How does that not make you angry?

So congratulations to all my gay friends who can finally get married legally in the US and Ireland and everywhere else. But what do I say to those who still can’t? Better luck next year? Move to Ireland?

Are you fucking kidding me?

I’m sorry. I can’t be happy. I can’t afford to because I remember what happened up to this point and I know that this changes little. People will continue to discriminate because that’s what people do, and because they are taught to do so from early on. Religious parents will continue to terrorise their gay children with the wrath of some dude who couldn’t procreate except through parthenogenesis. I’m still going to have to tell children in my classroom that it’s wrong to call their friends “gay” like it’s an insult – only to have their parents berate me later because I’m apparently indoctrinating their children – and they will continue to bully that one kid who’s a little different. I cannot be happy because my own friend refused to tell me he was gay because he thought I wouldn’t talk to him anymore if I found out. I can’t be anything but angry because when I see pictures of lesbian couples holding hands in celebration of these decisions I am reminded of my friends who are insulted and spat on in the streets for doing the same.

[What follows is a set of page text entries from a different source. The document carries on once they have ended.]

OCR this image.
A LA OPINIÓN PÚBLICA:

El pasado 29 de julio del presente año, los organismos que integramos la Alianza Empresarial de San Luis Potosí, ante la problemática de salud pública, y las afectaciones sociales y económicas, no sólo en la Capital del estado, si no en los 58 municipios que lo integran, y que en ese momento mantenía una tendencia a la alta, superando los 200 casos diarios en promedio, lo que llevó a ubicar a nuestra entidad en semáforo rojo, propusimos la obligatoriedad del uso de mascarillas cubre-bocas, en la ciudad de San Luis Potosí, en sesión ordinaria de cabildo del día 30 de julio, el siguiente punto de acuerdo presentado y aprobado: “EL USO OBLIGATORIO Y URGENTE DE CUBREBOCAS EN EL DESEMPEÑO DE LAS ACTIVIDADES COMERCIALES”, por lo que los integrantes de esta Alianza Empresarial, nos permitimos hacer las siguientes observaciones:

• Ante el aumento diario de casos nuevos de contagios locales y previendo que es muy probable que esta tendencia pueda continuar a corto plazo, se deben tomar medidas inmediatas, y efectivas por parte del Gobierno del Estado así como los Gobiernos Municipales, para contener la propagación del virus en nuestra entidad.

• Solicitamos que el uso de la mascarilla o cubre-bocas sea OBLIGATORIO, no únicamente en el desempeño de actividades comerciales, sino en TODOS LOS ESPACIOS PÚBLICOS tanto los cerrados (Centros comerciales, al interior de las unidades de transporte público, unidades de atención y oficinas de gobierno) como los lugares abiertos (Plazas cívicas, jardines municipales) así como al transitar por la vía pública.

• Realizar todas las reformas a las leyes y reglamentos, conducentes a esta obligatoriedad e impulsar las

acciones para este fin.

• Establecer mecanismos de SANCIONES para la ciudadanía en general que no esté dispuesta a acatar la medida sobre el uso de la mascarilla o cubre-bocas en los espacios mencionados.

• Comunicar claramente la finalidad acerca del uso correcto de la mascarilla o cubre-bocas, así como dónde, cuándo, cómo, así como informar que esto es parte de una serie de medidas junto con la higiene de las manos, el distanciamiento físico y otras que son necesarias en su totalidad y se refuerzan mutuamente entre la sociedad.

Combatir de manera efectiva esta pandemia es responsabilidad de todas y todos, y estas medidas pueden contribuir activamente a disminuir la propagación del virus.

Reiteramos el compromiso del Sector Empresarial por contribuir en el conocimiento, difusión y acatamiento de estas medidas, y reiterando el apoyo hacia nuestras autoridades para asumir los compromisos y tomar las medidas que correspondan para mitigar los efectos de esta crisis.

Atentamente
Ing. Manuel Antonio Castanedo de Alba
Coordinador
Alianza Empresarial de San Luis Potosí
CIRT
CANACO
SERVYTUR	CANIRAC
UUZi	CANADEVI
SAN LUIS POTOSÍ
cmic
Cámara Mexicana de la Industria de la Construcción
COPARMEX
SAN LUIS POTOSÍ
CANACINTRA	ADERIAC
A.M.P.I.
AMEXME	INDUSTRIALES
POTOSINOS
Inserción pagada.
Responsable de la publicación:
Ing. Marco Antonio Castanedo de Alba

I will be angry until this stops. I will continue to rage at the injustice and I will not offer a free pass to anyone because we, the straight people, are not off the hook. We do not deserve to pat ourselves on the backs and celebrate this victory because it’s not ours. A friend made a snide remark about empathy allowing them to be happy for others. Empathy is what makes me angry. Empathy keeps me up at night when I see discrimination. Empathy makes me want to walk up to the first white middle-class straight dude and punch him in the face. Even if it means punching myself.

Far be it from me to tell someone not to be happy. Be happy if it makes you happy. I’ll be angry for the both of us, then. I’ll be happy when I wake up in a world where discrimination has stopped stopping people from being able to live their lives – and yes, be happy.

Which means I will go angry to my grave, and that’s something I can live with.